Seven remobilised nickel-copper sulphides veins were seen down the hole between 276m to 284m depth. Similar to the single vein seen in earlier holes, the sulphide veins were predominantly formed of pentlandite, chalcopyrite and sphalerite.

The results returned 0.25m at 3.8 per cent nickel, 0.7 per cent copper and 0.7grams per tonne PGE.

Initial investigation suggests these nickel-copper veins are likely remobilised massive sulphide and have now been seen in two holes approximately 360m apart.

The nearby untested NW2 Conductor in the centre of the Panhandle channel has been upgraded as a follow-up target for a second drill program.

Western Mines Managing Director, Caedmon Marriott

Mulga Tank is about 185km east north-east of Kalgoorlie.
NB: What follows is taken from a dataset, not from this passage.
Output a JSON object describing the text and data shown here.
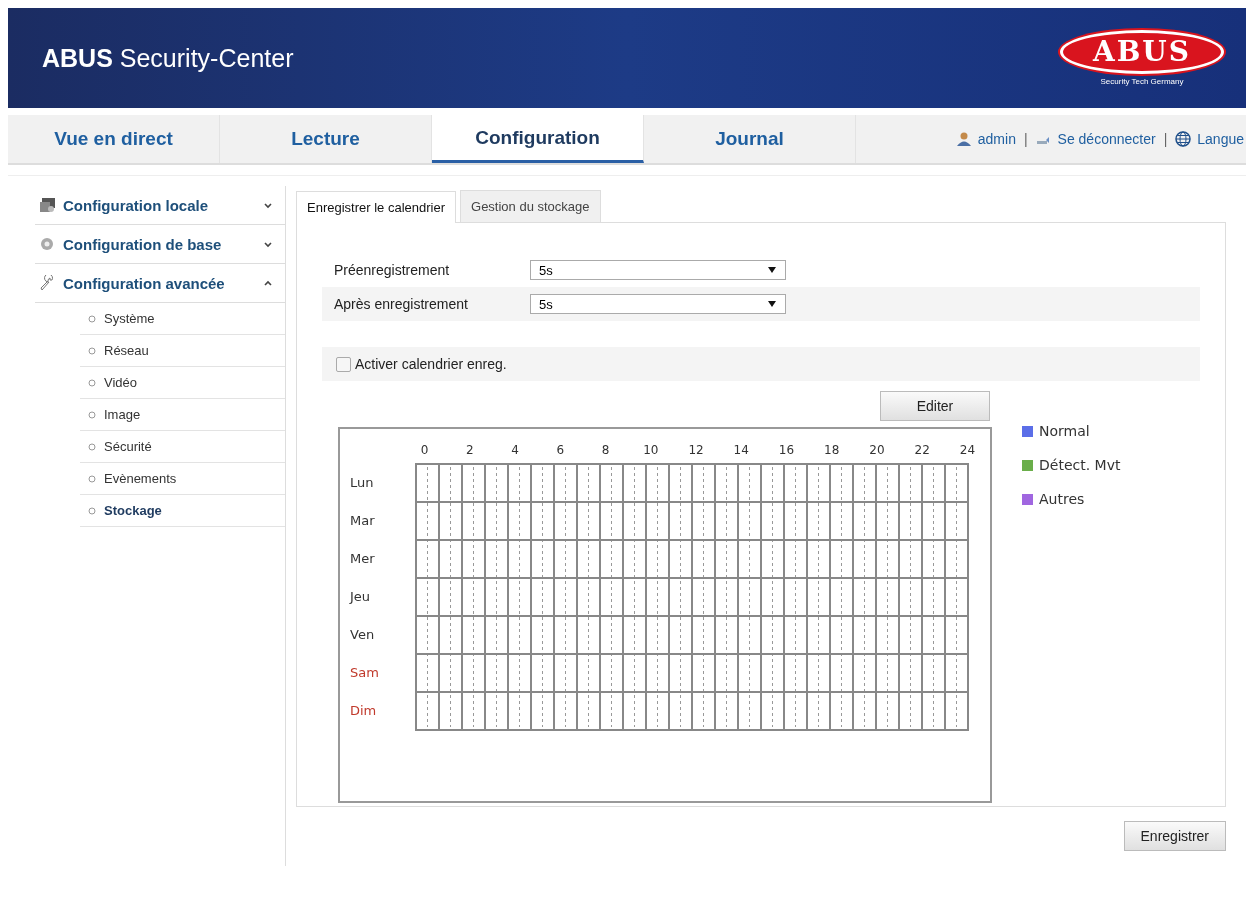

It’s a frontier exploration play for nickel-copper and PGE that Western Mines believes has the potential to become a company-maker.

Proof that Western Mines likes what it sees at Mulga Tank came with a recent expansion of the company’s tenure when it acquired an adjacent land package from Duketon Mining.

The latest addition added about 37km of strike and a majority of the Minigwal Greenstone Belt that Western Mines believes is under-explored and boosted its tenements more than threefold to 395 square kilometres.